Koşulsuz Adalet Hareketi olarak 25 Aralık Cuma günü Avrupa İnsan Hakları Mahkemesi önünde beşinci nöbetimizi gerçekleştirdik. Salgının devam etmesi nedeniyle 4 kişinin katılımı ile nöbetimiz 2 saat sürdü.
- Bu hafta nöbet esnasında işlediğimiz konu Türkiye’nin de şu sıralar tartışılan gündemi olan çıplak aramada esnasında yaşanılan hak ihlalleriydi.
- Teknolojinin bu denli geliştiği bir çağda “çıplak arama”ya devam edilmesinin hem usulüne uygun yapılmayan ve hem de kötüye kullanılması her zaman mümkün bir kanuni imkan olduğunu, bu nedenle Meclisin bir yasa değişikliği ile ya da idarenin yeni düzenlemelerle bu sorunu bitirmesi gerektiğini belirttik.
- Çıplak arama keyfiliği, insanlık onurunu hedef alan son derece utanç verici bir uygulamadır. Gözaltına alınan veya tutuklanan kişilere, bu şekilde adeta ruhsuz bir et parçasıymışlar gibi muamele edilmesi kesinlikle kabul edilemez. Yıllardır süre gelen bu usul, özellikle siyasi suçlular üzerinde uygulanmakta ve hiç bir psikolojik veya tıbbi eğitimi olmayan cezaevi personelinin keyfiliğine bırakılarak da adeta cezalandırma ve yıldırma aracı olarak kullanılmaktadır. Söz konusu aramalar açıkça taciz niteliğinde olup muhatabın onurunu incitmeyi hedeflediğinden, mağdurların bunu dile getirmeleri ise bir hayli güçleştiğini anlattık.
- İçerisinde ‘hukukçu’ların da yer aldığı bir grup iktidar mensubunun mesnetsiz yalanlamalarına karşın, mağdurların sosyal medya üzerinden maruz kaldıkları bu insanlık dışı muameleyi tüm cesaretleriyle anlatmaları durumun gerçekliğini şüphe götürmez bir şekilde gözler önüne sermiştir.
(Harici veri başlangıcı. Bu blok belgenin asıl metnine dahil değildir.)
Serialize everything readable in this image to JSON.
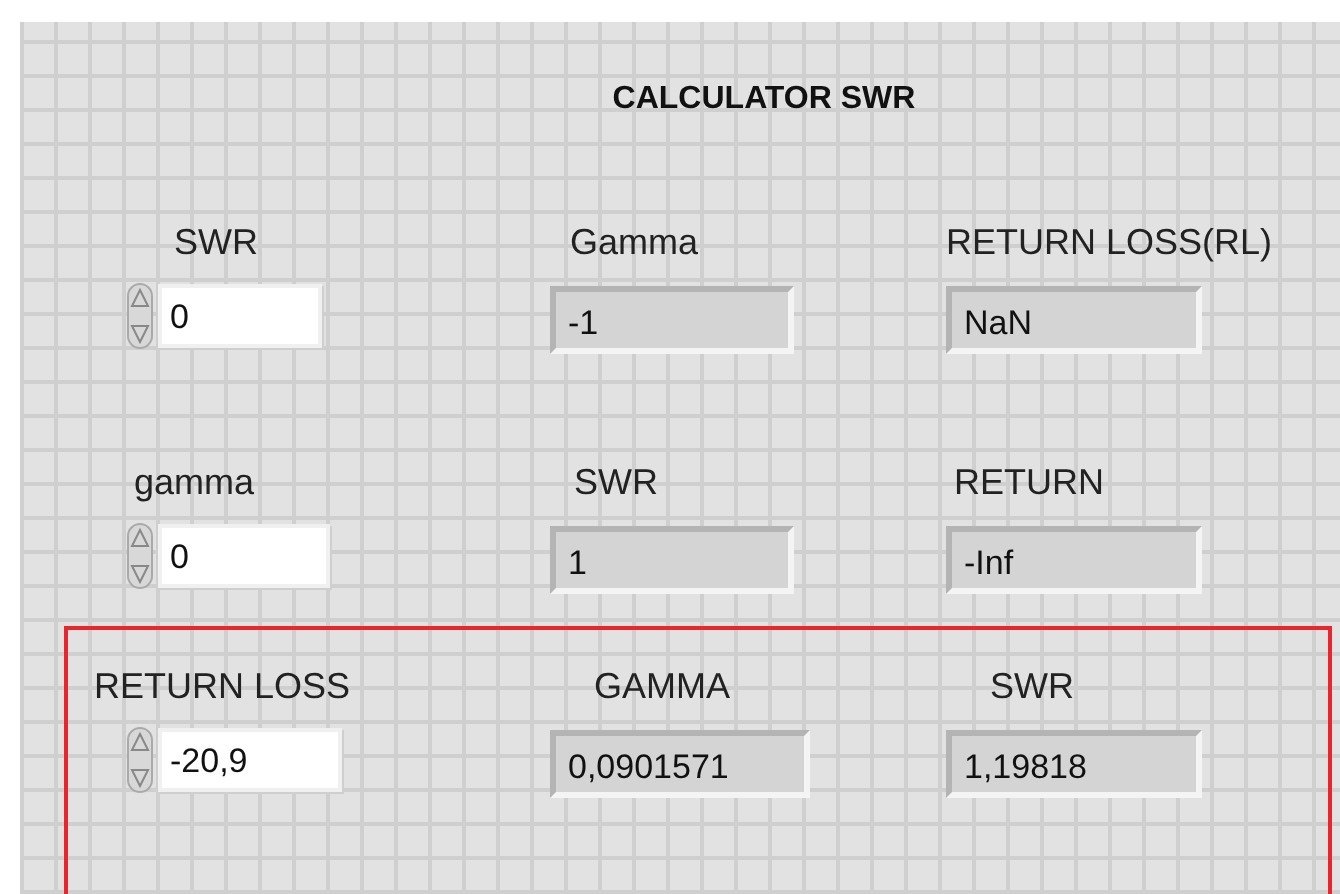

Bizler Koşulsuz Adalet Hareketi aktivistleri olarak, özellikle muhalifler üzerinde bir çeşit cezalandırma ve yıldırma yöntemi olarak kullanılan söz konusu keyfi çıplak arama uygulamasının asla kabul edilemez bir yöntem olduğunu buradan haykırıyor, sorumlu devlet personeli ve cazaevi yönetimlerinin derhal buna bir son vererek, evrensel hukuk ilkelerine dönmeleri çağrısında bulunuyoruz.